# Is emptyset a function?

• Apr 4th 2011, 08:08 AM
MSUMathStdnt
Is emptyset a function?
My discrete book is defining a function, f, as a special type of relationship in which if both $(a,b) \in f$ and $(a,c) \in f$, then $b=c$ (and a relation is defined as a set of ordered pairs).

So, is the empty set not a function because it doesn't have any ordered pairs, or is it a function because it does not violate the definition of a function?

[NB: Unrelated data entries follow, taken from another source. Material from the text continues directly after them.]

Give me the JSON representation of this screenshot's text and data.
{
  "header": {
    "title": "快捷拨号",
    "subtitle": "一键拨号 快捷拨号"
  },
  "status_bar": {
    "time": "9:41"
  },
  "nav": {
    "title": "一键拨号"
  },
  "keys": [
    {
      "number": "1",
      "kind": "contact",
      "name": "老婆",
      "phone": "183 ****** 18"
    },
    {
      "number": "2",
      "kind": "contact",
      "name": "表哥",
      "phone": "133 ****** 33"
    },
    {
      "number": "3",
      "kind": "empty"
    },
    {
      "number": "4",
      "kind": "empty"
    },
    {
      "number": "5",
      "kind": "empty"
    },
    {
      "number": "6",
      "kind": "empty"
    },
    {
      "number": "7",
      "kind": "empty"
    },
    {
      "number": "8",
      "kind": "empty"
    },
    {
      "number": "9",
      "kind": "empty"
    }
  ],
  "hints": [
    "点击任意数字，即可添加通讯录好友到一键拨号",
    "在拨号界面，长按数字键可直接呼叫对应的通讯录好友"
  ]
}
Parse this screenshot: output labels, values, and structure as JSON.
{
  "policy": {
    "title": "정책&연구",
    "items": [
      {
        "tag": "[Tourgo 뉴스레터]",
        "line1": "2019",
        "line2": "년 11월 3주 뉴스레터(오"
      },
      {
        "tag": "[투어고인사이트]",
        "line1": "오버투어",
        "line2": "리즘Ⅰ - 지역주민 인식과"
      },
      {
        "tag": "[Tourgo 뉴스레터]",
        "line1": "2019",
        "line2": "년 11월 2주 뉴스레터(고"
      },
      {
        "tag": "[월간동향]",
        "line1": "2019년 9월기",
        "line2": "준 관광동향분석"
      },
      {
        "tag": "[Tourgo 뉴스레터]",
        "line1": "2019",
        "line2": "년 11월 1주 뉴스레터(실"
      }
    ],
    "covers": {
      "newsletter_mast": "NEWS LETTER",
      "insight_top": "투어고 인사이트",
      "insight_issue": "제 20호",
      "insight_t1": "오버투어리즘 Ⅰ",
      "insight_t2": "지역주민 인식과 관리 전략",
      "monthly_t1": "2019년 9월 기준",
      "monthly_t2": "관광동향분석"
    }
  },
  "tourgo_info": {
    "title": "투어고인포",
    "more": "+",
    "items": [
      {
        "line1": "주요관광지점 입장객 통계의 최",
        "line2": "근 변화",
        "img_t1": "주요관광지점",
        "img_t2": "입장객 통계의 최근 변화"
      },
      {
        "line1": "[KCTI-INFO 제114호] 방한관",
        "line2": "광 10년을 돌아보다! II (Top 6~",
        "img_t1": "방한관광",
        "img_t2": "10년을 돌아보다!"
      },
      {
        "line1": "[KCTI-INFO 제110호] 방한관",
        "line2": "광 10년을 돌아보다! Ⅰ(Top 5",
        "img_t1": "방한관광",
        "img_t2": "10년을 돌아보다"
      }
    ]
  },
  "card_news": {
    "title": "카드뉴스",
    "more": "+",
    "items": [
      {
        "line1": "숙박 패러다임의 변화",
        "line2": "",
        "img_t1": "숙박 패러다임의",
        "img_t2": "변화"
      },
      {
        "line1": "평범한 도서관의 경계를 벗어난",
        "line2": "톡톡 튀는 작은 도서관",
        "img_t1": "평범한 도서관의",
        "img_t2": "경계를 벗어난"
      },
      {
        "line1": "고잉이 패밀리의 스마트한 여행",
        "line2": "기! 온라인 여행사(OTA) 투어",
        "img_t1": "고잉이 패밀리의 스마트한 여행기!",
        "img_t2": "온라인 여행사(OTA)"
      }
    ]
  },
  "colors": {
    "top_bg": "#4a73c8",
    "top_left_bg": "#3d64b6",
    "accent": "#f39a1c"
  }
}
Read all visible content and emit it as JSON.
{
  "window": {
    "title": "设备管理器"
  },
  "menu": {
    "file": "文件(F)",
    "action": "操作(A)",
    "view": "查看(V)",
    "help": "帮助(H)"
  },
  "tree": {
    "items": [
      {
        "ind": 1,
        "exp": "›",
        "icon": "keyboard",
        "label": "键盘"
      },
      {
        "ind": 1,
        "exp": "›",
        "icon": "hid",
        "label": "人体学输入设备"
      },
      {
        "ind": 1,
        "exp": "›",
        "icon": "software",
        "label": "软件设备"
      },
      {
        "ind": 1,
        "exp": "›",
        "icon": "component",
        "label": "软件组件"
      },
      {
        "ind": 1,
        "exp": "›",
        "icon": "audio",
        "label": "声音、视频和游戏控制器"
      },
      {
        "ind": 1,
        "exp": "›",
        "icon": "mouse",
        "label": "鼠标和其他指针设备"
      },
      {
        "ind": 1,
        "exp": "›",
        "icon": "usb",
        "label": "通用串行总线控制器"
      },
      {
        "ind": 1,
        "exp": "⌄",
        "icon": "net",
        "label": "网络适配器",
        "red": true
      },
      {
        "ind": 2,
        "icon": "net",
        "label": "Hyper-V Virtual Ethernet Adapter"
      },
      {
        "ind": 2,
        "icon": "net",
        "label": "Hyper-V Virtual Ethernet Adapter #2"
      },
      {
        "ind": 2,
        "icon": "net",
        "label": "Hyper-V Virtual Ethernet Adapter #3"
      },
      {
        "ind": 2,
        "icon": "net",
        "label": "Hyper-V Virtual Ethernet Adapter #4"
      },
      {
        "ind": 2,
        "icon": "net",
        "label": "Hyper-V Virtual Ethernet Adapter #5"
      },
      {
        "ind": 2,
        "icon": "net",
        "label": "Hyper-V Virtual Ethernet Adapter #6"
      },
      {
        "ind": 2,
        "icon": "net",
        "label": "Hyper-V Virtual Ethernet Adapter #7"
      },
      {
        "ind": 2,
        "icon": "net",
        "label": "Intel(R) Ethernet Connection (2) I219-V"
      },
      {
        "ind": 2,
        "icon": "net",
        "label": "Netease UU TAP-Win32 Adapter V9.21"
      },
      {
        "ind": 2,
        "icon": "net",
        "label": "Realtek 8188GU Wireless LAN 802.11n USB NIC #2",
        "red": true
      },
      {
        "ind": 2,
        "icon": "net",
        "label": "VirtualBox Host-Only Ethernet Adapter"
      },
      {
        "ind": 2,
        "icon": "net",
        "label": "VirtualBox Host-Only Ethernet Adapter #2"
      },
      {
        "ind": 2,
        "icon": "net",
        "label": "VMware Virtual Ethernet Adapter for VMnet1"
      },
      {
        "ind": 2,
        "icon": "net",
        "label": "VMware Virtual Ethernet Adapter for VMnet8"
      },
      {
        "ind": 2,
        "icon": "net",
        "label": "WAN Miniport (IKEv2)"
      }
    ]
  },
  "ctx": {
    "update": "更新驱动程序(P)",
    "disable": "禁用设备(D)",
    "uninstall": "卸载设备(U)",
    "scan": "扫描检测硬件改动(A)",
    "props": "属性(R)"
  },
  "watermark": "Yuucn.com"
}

(1) Is it a function? If not, explain why.
(2) If yes, what are it's domain and range?
(3) Is the function one-to-one? If not, explain why.
(4) If yes, what is the inverse function?

f. $f=\emptyset$
(1) Yes (trivially), because there are no ordered pairs in $f$, it does not violate the definition of function.
(2) dom $f$ = im $f$ = $\emptyset$
(3) Yes (trivially), since the definition of one-to-one is not violated
(4) $f^{-1}=\emptyset$

Above is how I wrote up my homework (but it's not due until Thu.), but I'm not confident it's the right answer.
• Apr 4th 2011, 09:54 AM
MoeBlee
Quote:

Originally Posted by MSUMathStdnt
My discrete book is defining a function, f, as a special type of relationship in which if both $(a,b) \in f$ and $(a,c) \in f$, then $b=c$ (and a relation is defined as a set of ordered pairs).

So, is the empty set not a function because it doesn't have any ordered pairs, or is it a function because it does not violate the definition of a function?

I wouldn't put it as "not violating" but rather as "does fulfill."

When we say "S is a set of ordered pairs" we mean "For all x, if x in S, then x is an ordered pair." Well, the emptyset fulfills that requirement. For all x, if x is in the empty set then x is an ordered pair. So, in that very specific sense (which is the only sense that matters toward this question), yes, the empty set is a set of ordered pairs.

Quote:

Originally Posted by MSUMathStdnt
Above is how I wrote up my homework (but it's not due until Thu.), but I'm not confident it's the right answer.

All correct, except I would modify (1) as I mentioned above.
• Apr 4th 2011, 04:22 PM
MSUMathStdnt
Quote:

Originally Posted by MoeBlee
I wouldn't put it as "not violating" but rather as "does fulfill."

When we say "S is a set of ordered pairs" we mean "For all x, if x in S, then x is an ordered pair." Well, the emptyset fulfills that requirement. For all x, if x is in the empty set then x is an ordered pair. So, in that very specific sense (which is the only sense that matters toward this question), yes, the empty set is a set of ordered pairs.

All correct, except I would modify (1) as I mentioned above.

I understand what you're saying. But I still don't see how to word it (although I'll probably get full credit as long as I've got the idea right). How does this sound:

(1) Yes (trivially). There are no ordered pairs in $f$, therefore; for all ordered pairs in $f$, there are none that have the same first value and a different second value.
• Apr 4th 2011, 04:55 PM
TheChaz
This reminds me of a thread I saw recently.
http://mymathforum.com/viewtopic.php?f=22&t=18683
• Apr 5th 2011, 07:05 AM
MoeBlee
But you missed mentioning that every member of the empty set is an ordered pair.

I'll do it in English [where '0' stands for the empty set]:

For all x, if x is in 0 then, x is an ordered pair. So 0 is a relation. And for all x, y, z, if <x y> and <x z> are in 0 then y=z. So 0 is a relation that is moreover a function.

In symbols:

Ax(x in 0 -> x is an ordered pair).
So 0 is a relation.
Axyz((<x y> in 0 & <x z> in 0>) -> y=z).
So 0 is a function.

/

If you want to get more detailed, you can mention that

Ax(x in 0 -> x is an ordered pair)

Axyz((<x y> in 0 & <x z> in 0>) -> y=z)

are true because the antecedent in each is false.